Wealth and Inequality
Inequality in wealth distribution could result in poverty in sections of a community. The common perception of poverty is that of low income, whereas the emphasis should also be on the deprivation of necessities and elementary capabilities. The latter are often less documented, especially when the government focuses on basic needs in a populist agenda. When elementary capabilities are included in the three-stage model of development under Maqasid Shariah, widespread illiteracy, unemployability, malnourishment, morbidity and other societal failures could be brought into focus and rectified.
A new Oxfam report released in January 2023 at the World Economic Forum revealed that the wealthiest 1 percent grabbed nearly two-thirds of all new wealth worth $42 trillion created since 2020. This is almost twice as much money as the bottom 99 percent of the world’s population. A wealth tax or zakat of this phenomenal wealth would have released $1.05 trillion for poverty eradication, lifting as much as 400 million out of poverty. Excessive and iniquitous wealth is the cause of poverty as much as poverty is the cost of wealth. In compliance with rules under of zakat, 2.5% of wealth belongs to the poor. A grave punishment awaits zakat-dodgers in the Hereafter.
Truly, for every nation there is a trial, and the trial for my nation is wealth. Prophet Muhammad صلى الله عليه وسلم Instead of focusing on economics with theories of growth and pursuit of prosperity, GIUF intends to grow into a global forum on the aberration of poverty. As suggested in the Quranic verse, earthly existence should not be punctuated with fear and grief of deprivation caused by poverty.
The immediate to medium-term global challenges will require Muslims to respond with our civilizational values based on principles derived from divine revelation (Quran) and Prophetic traditions (ahadith).
After thirteen years of prophethood in Makkah and ten years in Madinah, Rasulullah SAW delivered the Khutbah Wida or Farewell Sermon. Some of the salient points of the sermon can be highlighted as follows.
- Sacred Trust for Human Life and Property Rights
- Prohibition of Riba as Foundation of the Economy
- Safety in Religion.
- Family Life
- Unity and Diversity
- Finality of Prophethood
- Perfection of Religion and Allah’s Favour
GIUF will keep alive the remembrance of the powerful Khutbah Wida annually through thematic forums, talk shows, and op-eds in major newspapers.

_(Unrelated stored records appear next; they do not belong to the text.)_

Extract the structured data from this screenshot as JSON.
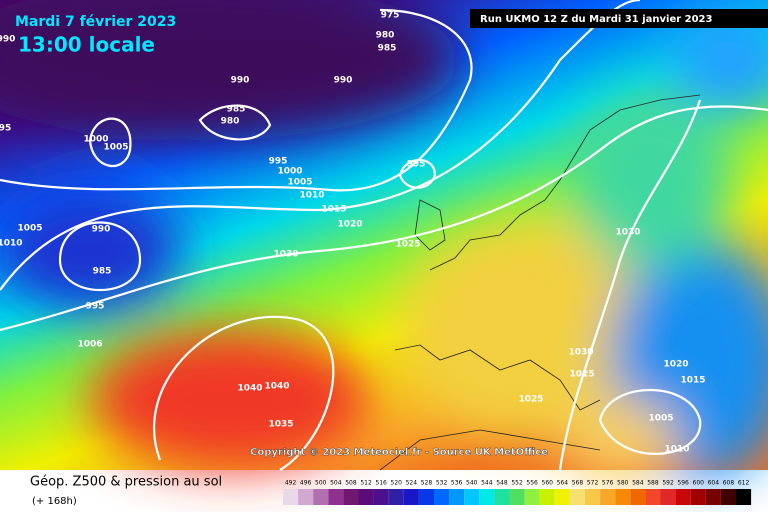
{
  "header": {
    "date": "Mardi 7 février 2023",
    "time": "13:00 locale",
    "run": "Run UKMO 12 Z du Mardi 31 janvier 2023"
  },
  "copyright": "Copyright © 2023 Meteociel.fr - Source UK MetOffice",
  "footer": {
    "title": "Géop. Z500 & pression au sol",
    "lead": "(+ 168h)"
  },
  "isobar_labels": [
    "975",
    "980",
    "985",
    "990",
    "990",
    "985",
    "980",
    "1000",
    "1005",
    "995",
    "1000",
    "1005",
    "1010",
    "1015",
    "1020",
    "1025",
    "995",
    "990",
    "985",
    "995",
    "1030",
    "1030",
    "1030",
    "1025",
    "1025",
    "1040",
    "1040",
    "1035",
    "1020",
    "1015",
    "1005",
    "1010",
    "1010",
    "1005",
    "1006",
    "990",
    "95"
  ],
  "scale": {
    "labels": [
      "492",
      "496",
      "500",
      "504",
      "508",
      "512",
      "516",
      "520",
      "524",
      "528",
      "532",
      "536",
      "540",
      "544",
      "548",
      "552",
      "556",
      "560",
      "564",
      "568",
      "572",
      "576",
      "580",
      "584",
      "588",
      "592",
      "596",
      "600",
      "604",
      "608",
      "612"
    ],
    "colors": [
      "#e8d8e8",
      "#d0a8d0",
      "#b070b0",
      "#903090",
      "#701870",
      "#5a0c78",
      "#4a108e",
      "#3020a8",
      "#1818c8",
      "#0838e8",
      "#0068ff",
      "#0098ff",
      "#00c8ff",
      "#00e8e8",
      "#20e0a0",
      "#50e060",
      "#90f040",
      "#c8f000",
      "#f0f000",
      "#f8e070",
      "#f8c848",
      "#f8a828",
      "#f88808",
      "#f06800",
      "#f04828",
      "#e02828",
      "#c80808",
      "#a00000",
      "#780000",
      "#400000",
      "#000000"
    ]
  }
}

In GIUF’s mission statement, Islam is the primary source of its worldview. However, the mission statement does not exclude engagement with adherents of other belief systems.
The maqasid for trade and investment must lead towards public good for the whole community and nations, especially for the vast masses “whose hearts will be turned”.
The economic outcome should manifest in justice and co-prosperity. Likewise, it should eliminate human exploitation, narrow the inequality gap from excessive wealth accumulation, and avoid wars and ecological catastrophes. GIUF will work with civil society and global thinkers of all creeds and persuasion to restore a religious weltanschauung.